Pauropsalta opaca

Scientific classification
- Kingdom: Animalia
- Phylum: Arthropoda
- Clade: Pancrustacea
- Class: Insecta
- Order: Hemiptera
- Suborder: Auchenorrhyncha
- Family: Cicadidae
- Genus: Pauropsalta
- Species: P. opaca
- Binomial name: Pauropsalta opaca Ewart, 1989

= Pauropsalta opaca =

- Genus: Pauropsalta
- Species: opaca
- Authority: Ewart, 1989

Species of cicada

Pauropsalta opaca is a species of cicada, also known as the fairy dust squawker, in the true cicada family, Cicadettinae subfamily and Cicadettini tribe. It is endemic to Australia.
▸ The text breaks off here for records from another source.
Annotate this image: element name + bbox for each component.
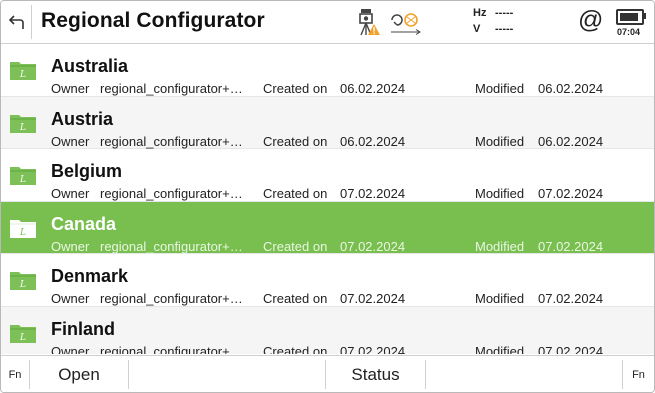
modified-label: Modified — [475, 186, 525, 201]
fn-right-button[interactable]: Fn — [623, 356, 654, 392]
battery-nub — [643, 13, 646, 19]
list-item[interactable]: L Belgium Owner regional_configurator+… … — [1, 149, 654, 202]
created-value: 07.02.2024 — [340, 238, 406, 254]
svg-text:L: L — [19, 333, 26, 343]
item-name: Australia — [51, 56, 129, 76]
created-value: 07.02.2024 — [340, 343, 406, 355]
hz-label: Hz — [473, 7, 487, 19]
modified-value: 07.02.2024 — [538, 291, 604, 306]
folder-icon: L — [10, 324, 36, 343]
status-button[interactable]: Status — [326, 356, 425, 392]
instrument-warning-icon[interactable] — [357, 7, 381, 37]
empty-softkey[interactable] — [129, 356, 325, 392]
svg-text:L: L — [19, 175, 26, 185]
battery-status[interactable]: 07:04 — [613, 7, 646, 39]
empty-softkey[interactable] — [426, 356, 622, 392]
owner-label: Owner — [51, 291, 90, 306]
list-item[interactable]: L Australia Owner regional_configurator+… — [1, 44, 654, 97]
configuration-list: L Australia Owner regional_configurator+… — [1, 44, 654, 354]
hz-value: ----- — [495, 7, 514, 19]
folder-icon: L — [10, 272, 36, 290]
modified-label: Modified — [475, 291, 525, 306]
item-name: Belgium — [51, 161, 123, 181]
connection-status-icon[interactable] — [389, 10, 423, 36]
modified-label: Modified — [475, 133, 525, 149]
list-item[interactable]: L Denmark Owner regional_configurator+… … — [1, 254, 654, 307]
modified-value: 07.02.2024 — [538, 238, 604, 254]
item-name: Finland — [51, 318, 115, 339]
fn-left-button[interactable]: Fn — [1, 356, 29, 392]
owner-value: regional_configurator+… — [100, 291, 243, 306]
title-bar: Regional Configurator Hz ----- V ----- @… — [1, 1, 654, 44]
item-name: Denmark — [51, 266, 129, 286]
v-readout: V ----- — [473, 21, 513, 37]
owner-value: regional_configurator+… — [100, 133, 243, 149]
battery-icon — [616, 9, 644, 25]
v-label: V — [473, 23, 481, 35]
created-value: 06.02.2024 — [340, 81, 406, 96]
owner-value: regional_configurator+… — [100, 343, 243, 355]
app-window: Regional Configurator Hz ----- V ----- @… — [0, 0, 655, 393]
modified-value: 06.02.2024 — [538, 81, 604, 96]
header-divider — [31, 5, 32, 39]
created-label: Created on — [263, 291, 328, 306]
created-value: 07.02.2024 — [340, 186, 406, 201]
open-button[interactable]: Open — [30, 356, 128, 392]
owner-value: regional_configurator+… — [100, 186, 243, 201]
svg-text:L: L — [19, 70, 26, 80]
created-label: Created on — [263, 238, 328, 254]
owner-label: Owner — [51, 81, 90, 96]
at-icon[interactable]: @ — [578, 6, 603, 35]
owner-label: Owner — [51, 238, 90, 254]
svg-text:L: L — [19, 280, 26, 290]
page-title: Regional Configurator — [41, 9, 265, 32]
back-arrow-icon — [8, 15, 24, 29]
svg-text:L: L — [19, 228, 26, 238]
owner-label: Owner — [51, 343, 90, 355]
battery-level — [620, 13, 638, 21]
item-name: Canada — [51, 213, 117, 234]
item-name: Austria — [51, 108, 114, 129]
back-button[interactable] — [4, 9, 30, 35]
created-label: Created on — [263, 133, 328, 149]
list-item[interactable]: L Finland Owner regional_configurator+… … — [1, 306, 654, 355]
modified-value: 07.02.2024 — [538, 186, 604, 201]
created-value: 06.02.2024 — [340, 133, 406, 149]
softkey-bar: Fn Open Status Fn — [1, 355, 654, 392]
modified-label: Modified — [475, 343, 525, 355]
svg-text:L: L — [19, 123, 26, 133]
angle-readout: Hz ----- V ----- — [473, 5, 513, 37]
created-value: 07.02.2024 — [340, 291, 406, 306]
created-label: Created on — [263, 81, 328, 96]
folder-icon: L — [10, 219, 36, 238]
owner-value: regional_configurator+… — [100, 81, 243, 96]
modified-label: Modified — [475, 81, 525, 96]
modified-label: Modified — [475, 238, 525, 254]
v-value: ----- — [495, 23, 514, 35]
created-label: Created on — [263, 186, 328, 201]
folder-icon: L — [10, 114, 36, 133]
owner-label: Owner — [51, 133, 90, 149]
owner-label: Owner — [51, 186, 90, 201]
modified-value: 07.02.2024 — [538, 343, 604, 355]
folder-icon: L — [10, 62, 36, 80]
hz-readout: Hz ----- — [473, 5, 513, 21]
folder-icon: L — [10, 167, 36, 185]
owner-value: regional_configurator+… — [100, 238, 243, 254]
list-item[interactable]: L Austria Owner regional_configurator+… … — [1, 96, 654, 149]
list-item[interactable]: L Canada Owner regional_configurator+… C… — [1, 201, 654, 254]
modified-value: 06.02.2024 — [538, 133, 604, 149]
created-label: Created on — [263, 343, 328, 355]
clock-time: 07:04 — [617, 27, 641, 37]
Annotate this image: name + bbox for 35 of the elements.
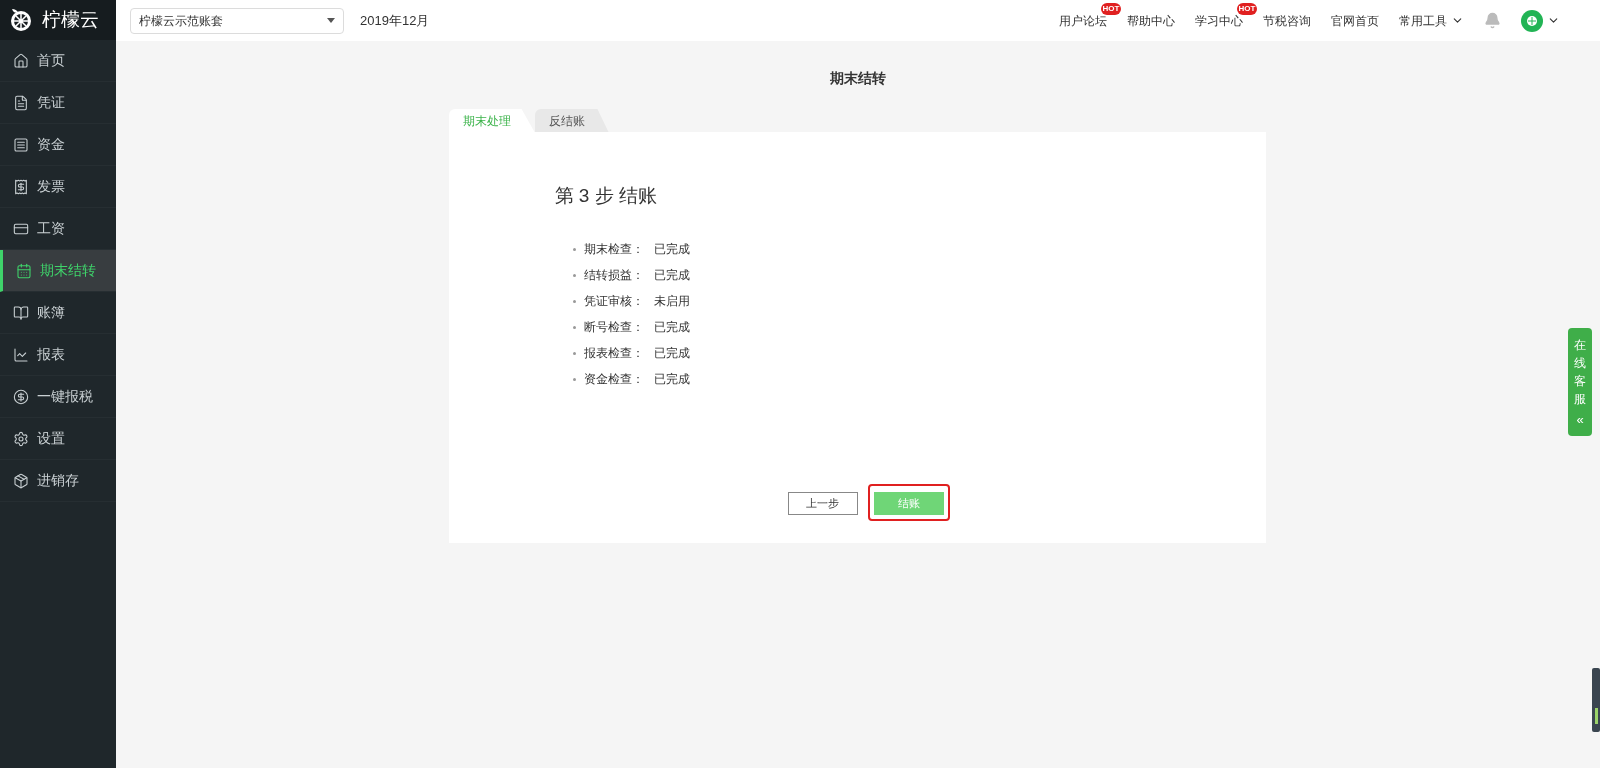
sidebar-item[interactable]: 首页 <box>0 40 116 82</box>
check-status: 已完成 <box>653 241 690 258</box>
period-label: 2019年12月 <box>360 11 430 30</box>
nav-link[interactable]: 节税咨询 <box>1263 11 1311 30</box>
sidebar-item[interactable]: 期末结转 <box>0 250 116 292</box>
tab[interactable]: 反结账 <box>534 109 609 132</box>
sidebar-item[interactable]: 账簿 <box>0 292 116 334</box>
sidebar-item[interactable]: 进销存 <box>0 460 116 502</box>
sidebar-item[interactable]: 凭证 <box>0 82 116 124</box>
check-name: 断号检查： <box>583 319 645 336</box>
sidebar-item[interactable]: 一键报税 <box>0 376 116 418</box>
account-select[interactable]: 柠檬云示范账套 <box>130 7 344 34</box>
check-status: 已完成 <box>653 371 690 388</box>
check-name: 结转损益： <box>583 267 645 284</box>
check-status: 未启用 <box>653 293 690 310</box>
page-title: 期末结转 <box>830 69 886 88</box>
sidebar-item[interactable]: 资金 <box>0 124 116 166</box>
previous-button[interactable]: 上一步 <box>787 492 858 515</box>
sidebar-item[interactable]: 报表 <box>0 334 116 376</box>
nav-link[interactable]: 常用工具 <box>1399 11 1464 30</box>
hot-badge: HOT <box>1101 2 1121 15</box>
nav-link[interactable]: 帮助中心 <box>1127 11 1175 30</box>
check-name: 报表检查： <box>583 345 645 362</box>
sidebar-item[interactable]: 发票 <box>0 166 116 208</box>
sidebar-item[interactable]: 设置 <box>0 418 116 460</box>
check-name: 期末检查： <box>583 241 645 258</box>
check-name: 凭证审核： <box>583 293 645 310</box>
hot-badge: HOT <box>1237 2 1257 15</box>
check-status: 已完成 <box>653 345 690 362</box>
step-title: 第 3 步 结账 <box>554 184 658 208</box>
brand-name: 柠檬云 <box>42 7 99 32</box>
nav-link[interactable]: 官网首页 <box>1331 11 1379 30</box>
check-status: 已完成 <box>653 319 690 336</box>
check-status: 已完成 <box>653 267 690 284</box>
check-name: 资金检查： <box>583 371 645 388</box>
It was described in 1989 by Australian entomologist Anthony Ewart.

==Etymology==
The specific epithet opaca (Latin: ‘shady’ or ‘dim’) refers to the dull appearance of the cicadas.

==Description==
The length of the forewing is 23–29 mm.

==Distribution and habitat==
The species occurs in the dryer parts of the Wet Tropics of Queensland, from Mount Carbine southwards to Undara, with an isolated record from the Paluma Range. The associated habitat is eucalypt woodland.

==Behaviour==
Adult males may be heard from October to March, clinging to the trunks and upper branches of eucalypts, emitting complex buzzing and chirping calls.